On the advice of a therapist, Riley starts an anonymous blog to vent those pent-up feelings and tell the truth of what it's REALLY like to be a gender fluid teenagers. But just as Riley's starting to settle in at school-even developing feelings for a mysterious outcast-the blog goes viral, and an unnamed commenter discovers Riley's real identity, threatening exposure. Riley must make a choice: walk away from what the blog has created-a lifeline, new friends, a cause to believe in-or stand up, come out, and risk everything.
Let me start off this review by saying that I had never thought I'd actually like an audiobook, Yet, I saw that my library only had this book in audiobook format, so I gave it a go. Let's just say that I'm really glad that I did!
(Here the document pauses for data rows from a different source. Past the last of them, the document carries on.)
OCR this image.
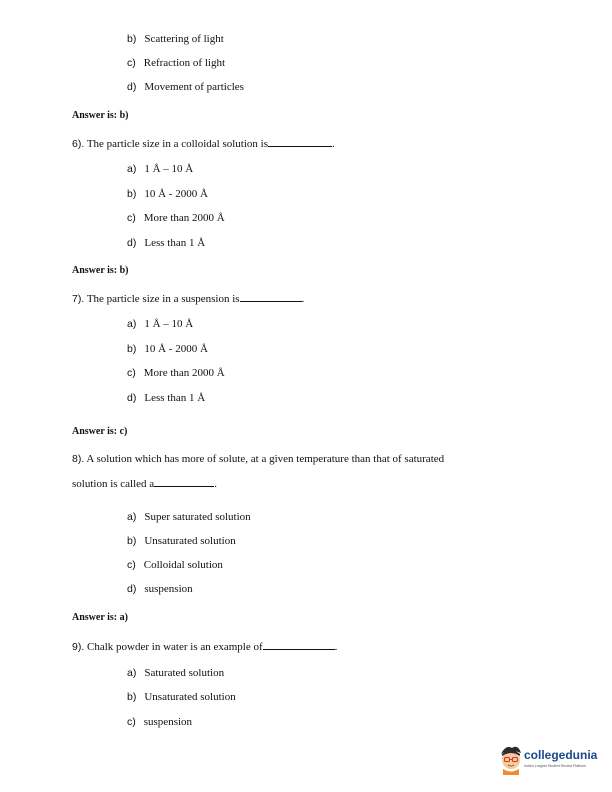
b) Scattering of light
c) Refraction of light
d) Movement of particles
Answer is: b)
6). The particle size in a colloidal solution is	.
a) 1 Å – 10 Å
b) 10 Å - 2000 Å
c) More than 2000 Å
d) Less than 1 Å
Answer is: b)
7). The particle size in a suspension is	.
a) 1 Å – 10 Å
b) 10 Å - 2000 Å
c) More than 2000 Å
d) Less than 1 Å
Answer is: c)
8). A solution which has more of solute, at a given temperature than that of saturated
solution is called a	.
a) Super saturated solution
b) Unsaturated solution
c) Colloidal solution
d) suspension
Answer is: a)
9). Chalk powder in water is an example of	.
a) Saturated solution
b) Unsaturated solution
c) suspension
collegedunia
India's Largest Student Review Platform
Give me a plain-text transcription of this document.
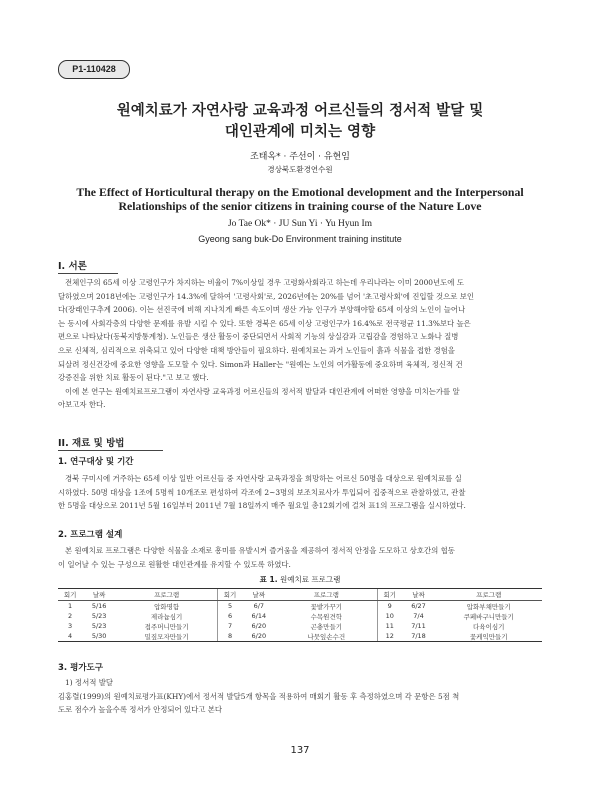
P1-110428
원예치료가 자연사랑 교육과정 어르신들의 정서적 발달 및
대인관계에 미치는 영향
조태옥* · 주선이 · 유현임
경상북도환경연수원
The Effect of Horticultural therapy on the Emotional development and the Interpersonal
Relationships of the senior citizens in training course of the Nature Love
Jo Tae Ok* · JU Sun Yi · Yu Hyun Im
Gyeong sang buk-Do Environment training institute
I. 서론
전체인구의 65세 이상 고령인구가 차지하는 비율이 7%이상일 경우 고령화사회라고 하는데 우리나라는 이미 2000년도에 도
달하였으며 2018년에는 고령인구가 14.3%에 달하여 '고령사회'로, 2026년에는 20%를 넘어 '초고령사회'에 진입할 것으로 보인
다(장래인구추계 2006). 이는 선진국에 비해 지나치게 빠른 속도이며 생산 가능 인구가 부양해야할 65세 이상의 노인이 늘어나
는 동시에 사회각층의 다양한 문제를 유발 시킬 수 있다. 또한 경북은 65세 이상 고령인구가 16.4%로 전국평균 11.3%보다 높은
편으로 나타났다(동북지방통계청). 노인들은 생산 활동이 중단되면서 사회적 기능의 상실감과 고립감을 경험하고 노화나 질병
으로 신체적, 심리적으로 위축되고 있어 다양한 대책 방안들이 필요하다. 원예치료는 과거 노인들이 흙과 식물을 접한 경험을
되살려 정신건강에 중요한 영향을 도모할 수 있다. Simon과 Haller는 "원예는 노인의 여가활동에 중요하며 육체적, 정신적 건
강증진을 위한 치료 활동이 된다."고 보고 했다.
이에 본 연구는 원예치료프로그램이 자연사랑 교육과정 어르신들의 정서적 발달과 대인관계에 어떠한 영향을 미치는가를 알
아보고자 한다.
II. 재료 및 방법
1. 연구대상 및 기간
경북 구미시에 거주하는 65세 이상 일반 어르신들 중 자연사랑 교육과정을 희망하는 어르신 50명을 대상으로 원예치료를 실
시하였다. 50명 대상을 1조에 5명씩 10개조로 편성하여 각조에 2~3명의 보조치료사가 투입되어 집중적으로 관찰하였고, 관찰
한 5명을 대상으로 2011년 5월 16일부터 2011년 7월 18일까지 매주 월요일 총12회기에 걸쳐 표1의 프로그램을 실시하였다.
2. 프로그램 설계
본 원예치료 프로그램은 다양한 식물을 소재로 흥미를 유발시켜 즐거움을 제공하여 정서적 안정을 도모하고 상호간의 협동
이 일어날 수 있는 구성으로 원활한 대인관계를 유지할 수 있도록 하였다.
표 1. 원예치료 프로그램
회기	날짜	프로그램	회기	날짜	프로그램	회기	날짜	프로그램
1	5/16	압화명함	5	6/7	꽃밭가꾸기	9	6/27	압화부채만들기
2	5/23	제라늄심기	6	6/14	수목원견학	10	7/4	쿠페바구니만들기
3	5/23	접주머니만들기	7	6/20	곤충만들기	11	7/11	다육이심기
4	5/30	밀짚모자만들기	8	6/20	나뭇잎손수건	12	7/18	꽃케익만들기
3. 평가도구
1) 정서적 발달
김홍렬(1999)의 원예치료평가표(KHY)에서 정서적 발달5개 항목을 적용하여 매회기 활동 후 측정하였으며 각 문항은 5점 척
도로 점수가 높을수록 정서가 안정되어 있다고 본다
137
Symptoms of Being Human follows a character named Riley, who doesn't identify as a boy or a girl. You see, Riley is a gender-fluid protagonist, which makes this novel so extremely unique. I've never read a book about gender fluidity, especially not a young adult novel. That's why I think that this book is so important. It educates the younger generation in such a lovely way.
Riley was such an awesome character. I absolutely loved reading through Riley's thoughts and experiencing the world. I also connected to Riley because of the blog that Riley decided to run. On it, Riley would talk about feelings and life. Those were some of my favorite parts.
Overall, I really liked how Symptoms of Being Human left me thinking afterwards. I know that the book was filled with characters that I will never forget. I know that I will for sure be picking up any other novels that Garvin writes in the future.
We're all taught from a young age that there are only two choices: pink or blue, Bratz or Power Rangers, cheerleading or football. We see gender in two dimensions because that's what society has taught us from birth. But, are you ready for a shocking revelation? SOCIETY NEEDS TO CHANGE.
I can't blame you for trying to categorize me. It's a human instinct. It's why scientists are, to this day, completely flabbergasted by the duck-billed platypus: it's furry like a mammal, but lay eggs like a bird. It defies conventional classification. I AM THE PLATYPUS.
The world isn't binary. Everything isn't black or white, yes or no. Sometimes it's not a switch, it's a dial. And it's not even a dial you can get your hands on; it turns without your permission or approval.
As for wondering if it's okay to be who you are--that's not a symptom of mental illness. That's a symptom of being person.